Numbers matched L4 (Legendre Polynomials) numbers (previous post)

(05-20-2022 04:10 PM)Thomas Klemm Wrote:  The program also implements the Legendre functions of the second kind (Qn)

Use a negative value for \( x \) in this case ...

What happens if x = 0 ? Which legendre kind get returned ?
I would assume first kind (x = +0), since signed zero may not be supported.

This may be confusing, since P(n,0) ≠ Q(n,0)

[Thomas Klemm]

(05-20-2022 05:51 PM)Albert Chan Wrote:  What happens if x = 0 ? Which legendre kind get returned ?

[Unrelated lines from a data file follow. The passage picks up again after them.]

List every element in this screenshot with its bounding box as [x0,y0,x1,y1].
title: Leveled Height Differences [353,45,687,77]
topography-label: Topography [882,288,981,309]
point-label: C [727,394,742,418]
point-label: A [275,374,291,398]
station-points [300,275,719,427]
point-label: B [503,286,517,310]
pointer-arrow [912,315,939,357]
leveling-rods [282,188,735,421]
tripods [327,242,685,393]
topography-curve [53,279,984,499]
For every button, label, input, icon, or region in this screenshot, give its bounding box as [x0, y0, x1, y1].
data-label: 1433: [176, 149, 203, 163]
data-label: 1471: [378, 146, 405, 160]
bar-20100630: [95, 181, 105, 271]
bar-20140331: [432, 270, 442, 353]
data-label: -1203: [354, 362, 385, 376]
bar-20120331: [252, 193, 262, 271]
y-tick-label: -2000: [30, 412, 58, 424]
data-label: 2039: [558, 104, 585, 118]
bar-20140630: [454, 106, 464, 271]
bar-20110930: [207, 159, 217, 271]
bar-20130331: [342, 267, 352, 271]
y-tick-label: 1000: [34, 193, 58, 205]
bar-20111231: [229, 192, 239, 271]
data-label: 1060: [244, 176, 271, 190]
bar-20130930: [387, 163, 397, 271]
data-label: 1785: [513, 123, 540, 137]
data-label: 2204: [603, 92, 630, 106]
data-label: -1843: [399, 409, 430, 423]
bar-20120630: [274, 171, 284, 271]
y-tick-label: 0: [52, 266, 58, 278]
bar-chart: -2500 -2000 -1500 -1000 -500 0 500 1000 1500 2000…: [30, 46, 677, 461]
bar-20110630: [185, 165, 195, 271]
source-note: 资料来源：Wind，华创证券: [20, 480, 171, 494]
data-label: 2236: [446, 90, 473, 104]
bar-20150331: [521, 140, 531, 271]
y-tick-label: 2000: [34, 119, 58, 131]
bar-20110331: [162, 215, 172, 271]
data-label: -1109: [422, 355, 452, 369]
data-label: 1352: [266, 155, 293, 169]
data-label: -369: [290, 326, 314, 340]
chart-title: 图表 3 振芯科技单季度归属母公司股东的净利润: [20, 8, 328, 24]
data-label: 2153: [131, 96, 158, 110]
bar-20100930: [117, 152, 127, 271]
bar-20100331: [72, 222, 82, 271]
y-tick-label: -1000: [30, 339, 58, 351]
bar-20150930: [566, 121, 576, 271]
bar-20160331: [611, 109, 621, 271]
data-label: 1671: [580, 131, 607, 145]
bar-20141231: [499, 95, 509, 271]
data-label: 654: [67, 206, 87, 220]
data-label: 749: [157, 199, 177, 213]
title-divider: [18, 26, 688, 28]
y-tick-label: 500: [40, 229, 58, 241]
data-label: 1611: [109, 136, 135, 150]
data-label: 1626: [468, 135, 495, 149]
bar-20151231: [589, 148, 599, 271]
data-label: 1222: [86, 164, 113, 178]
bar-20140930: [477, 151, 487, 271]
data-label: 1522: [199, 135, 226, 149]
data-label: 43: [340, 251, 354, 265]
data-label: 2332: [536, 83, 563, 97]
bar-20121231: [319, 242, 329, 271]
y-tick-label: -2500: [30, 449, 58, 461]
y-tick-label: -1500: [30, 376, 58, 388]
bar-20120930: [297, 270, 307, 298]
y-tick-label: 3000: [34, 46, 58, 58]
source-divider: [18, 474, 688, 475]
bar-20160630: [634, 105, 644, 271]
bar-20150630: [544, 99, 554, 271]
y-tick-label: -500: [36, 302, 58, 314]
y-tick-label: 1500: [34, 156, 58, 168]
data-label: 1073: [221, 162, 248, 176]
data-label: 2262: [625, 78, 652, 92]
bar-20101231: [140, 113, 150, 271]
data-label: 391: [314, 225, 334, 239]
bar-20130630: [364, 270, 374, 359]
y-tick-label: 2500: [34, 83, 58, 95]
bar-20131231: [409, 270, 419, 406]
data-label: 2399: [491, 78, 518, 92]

If only there was an online emulator for the HP-25, with instructions on how to load a program:

Quote:As with my other HTML5 microcode emulators, tap the display (LED digits) to bring up more options.

(05-20-2022 05:51 PM)Albert Chan Wrote:  I would assume first kind (x = +0), since signed zero may not be supported.

If only polynomials were continuous and we could enter tiny numbers like \( -10^{-99} \) or \( 10^{-99} \), that would be great.

And if we only could understand the meaning of these instructions:

Code:

06: 24 01    : RCL 1
07: 15 51    : g x>=0
08: 13 21    : GTO 21

I highly recommend to consult the original contribution by James J. Davidson (547) in his neat handwriting.
It contains stack diagrams and comments that are helpful to understand the program.